ROME — L’un des retours les plus attendus du tennis mondial se déroule cette semaine à Rome : celui de Jannik Sinner, désormais numéro un mondial, qui fait son grand retour sur les courts après une suspension de trois mois pour dopage. Sa réapparition à l’Open d’Italie coïncide avec un autre événement historique dans la capitale italienne, le conclave pour élire un nouveau pape. Il n’en fallait pas plus pour que la presse locale titre, en clin d’œil au célèbre « Habemus Papam » : « Habemus Sinner ».
Ce tournoi marque une première pour le tennis italien : jamais un joueur transalpin n’avait abordé le Masters 1000 de Rome en tant que numéro un mondial. La ferveur est telle que chacun de ses gestes est scruté avec la même attention que celle portée aux cardinaux se déplaçant entre les murs du Vatican.

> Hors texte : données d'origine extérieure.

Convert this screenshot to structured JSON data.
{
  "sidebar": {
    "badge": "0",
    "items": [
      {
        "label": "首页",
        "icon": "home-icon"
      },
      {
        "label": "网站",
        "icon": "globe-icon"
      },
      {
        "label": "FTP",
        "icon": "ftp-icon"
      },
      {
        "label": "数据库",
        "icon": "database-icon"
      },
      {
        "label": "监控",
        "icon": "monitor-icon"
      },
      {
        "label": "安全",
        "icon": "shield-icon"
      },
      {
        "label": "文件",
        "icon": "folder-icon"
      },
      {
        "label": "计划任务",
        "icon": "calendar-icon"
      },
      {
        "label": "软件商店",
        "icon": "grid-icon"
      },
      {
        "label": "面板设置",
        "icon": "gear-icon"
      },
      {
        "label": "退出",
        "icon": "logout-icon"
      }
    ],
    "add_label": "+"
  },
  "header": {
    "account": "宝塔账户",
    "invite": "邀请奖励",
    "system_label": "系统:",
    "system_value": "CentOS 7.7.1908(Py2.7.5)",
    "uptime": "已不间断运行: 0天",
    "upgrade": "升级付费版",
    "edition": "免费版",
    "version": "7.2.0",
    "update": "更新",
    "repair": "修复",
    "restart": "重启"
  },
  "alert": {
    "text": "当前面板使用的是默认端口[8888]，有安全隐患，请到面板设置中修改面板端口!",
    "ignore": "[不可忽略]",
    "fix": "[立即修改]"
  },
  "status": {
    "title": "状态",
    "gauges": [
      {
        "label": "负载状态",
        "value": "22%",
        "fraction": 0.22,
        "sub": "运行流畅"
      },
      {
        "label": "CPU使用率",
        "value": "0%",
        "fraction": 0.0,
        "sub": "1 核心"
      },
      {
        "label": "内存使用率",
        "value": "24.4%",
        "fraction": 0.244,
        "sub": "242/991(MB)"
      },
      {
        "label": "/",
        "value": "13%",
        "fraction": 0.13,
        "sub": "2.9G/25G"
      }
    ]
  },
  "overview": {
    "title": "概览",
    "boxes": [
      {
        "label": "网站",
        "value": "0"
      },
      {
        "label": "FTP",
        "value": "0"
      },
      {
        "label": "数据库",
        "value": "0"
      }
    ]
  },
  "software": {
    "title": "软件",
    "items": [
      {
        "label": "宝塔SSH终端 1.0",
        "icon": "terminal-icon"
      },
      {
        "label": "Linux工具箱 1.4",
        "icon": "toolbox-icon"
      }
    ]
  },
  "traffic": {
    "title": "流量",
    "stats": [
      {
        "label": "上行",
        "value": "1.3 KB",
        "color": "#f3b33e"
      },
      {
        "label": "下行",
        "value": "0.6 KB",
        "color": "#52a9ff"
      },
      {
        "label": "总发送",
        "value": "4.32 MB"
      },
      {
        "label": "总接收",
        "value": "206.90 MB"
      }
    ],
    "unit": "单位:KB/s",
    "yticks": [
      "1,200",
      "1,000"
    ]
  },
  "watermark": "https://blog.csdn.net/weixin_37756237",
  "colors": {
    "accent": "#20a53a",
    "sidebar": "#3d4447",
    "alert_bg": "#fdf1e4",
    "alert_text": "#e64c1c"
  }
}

La suspension de Sinner, prononcée à la suite d’un accord avec l’Agence mondiale antidopage (AMA), a officiellement pris fin ce lundi matin. Le joueur devait reprendre contact avec le public par une session d’entraînement ouverte au public sur le Campo Centrale, avec une affluence attendue de 10 500 spectateurs — une séance même retransmise en direct à la télévision nationale.
Avant cela, Sinner doit être honoré aux côtés de ses coéquipiers des équipes italiennes de Coupe Davis et de Billie Jean King Cup, après le doublé historique réalisé par l’Italie dans les deux compétitions en 2024.
Le dernier match officiel de Sinner remonte à sa victoire à l’Open d’Australie en janvier. La sanction négociée en février avec l’AMA, après un recours contre une première décision qui l’avait blanchi pour une contamination accidentelle par stéroïde anabolisant, avait soulevé des interrogations, d’autant plus qu’elle lui permet de reprendre la compétition à domicile, sans rater de tournoi du Grand Chelem.
Certains joueurs du circuit estiment que la sanction était trop clémente. Mais à Rome, les critiques risquent d’être discrètes, d’autant que son principal détracteur, Nick Kyrgios, est absent du tournoi.
Tête de série exemptée du premier tour, Sinner affrontera vendredi ou samedi l’Argentin Mariano Navone (99e mondial) ou le jeune espoir italien Federico Cinà, 18 ans, invité par les organisateurs.
L’Italie espère un exploit de son nouveau héros, elle qui n’a pas vu l’un des siens s’imposer à Rome depuis Adriano Panatta en 1976.
Au-delà de Sinner, le tennis italien vit un âge d’or. Lorenzo Musetti est entré dans le top 10 mondial, Matteo Berrettini retrouve sa forme, Matteo Arnaldi a battu Novak Djokovic à Madrid, et Cinà multiplie les bons résultats.
Avec le forfait de Djokovic et la retraite de Rafael Nadal, tous les projecteurs sont braqués sur Sinner. Le tenant du titre Alexander Zverev est là, tout comme Carlos Alcaraz, attendu après son forfait à Madrid.
Chez les femmes, Jasmine Paolini incarne la nouvelle vague italienne, finaliste à Roland-Garros et Wimbledon l’an passé. Et la pépite Tyra Grant, 17 ans, vient d’annoncer son changement de nationalité sportive, passant des États-Unis à l’Italie. Fille de l’ancien basketteur américain Tyrone Grant et d’une mère italienne, elle bénéficie d’une wild card pour l’Open d’Italie.
À Rome cette semaine, le tennis italien rayonne plus que jamais. Et Jannik Sinner, malgré la controverse, en est incontestablement le porte-drapeau.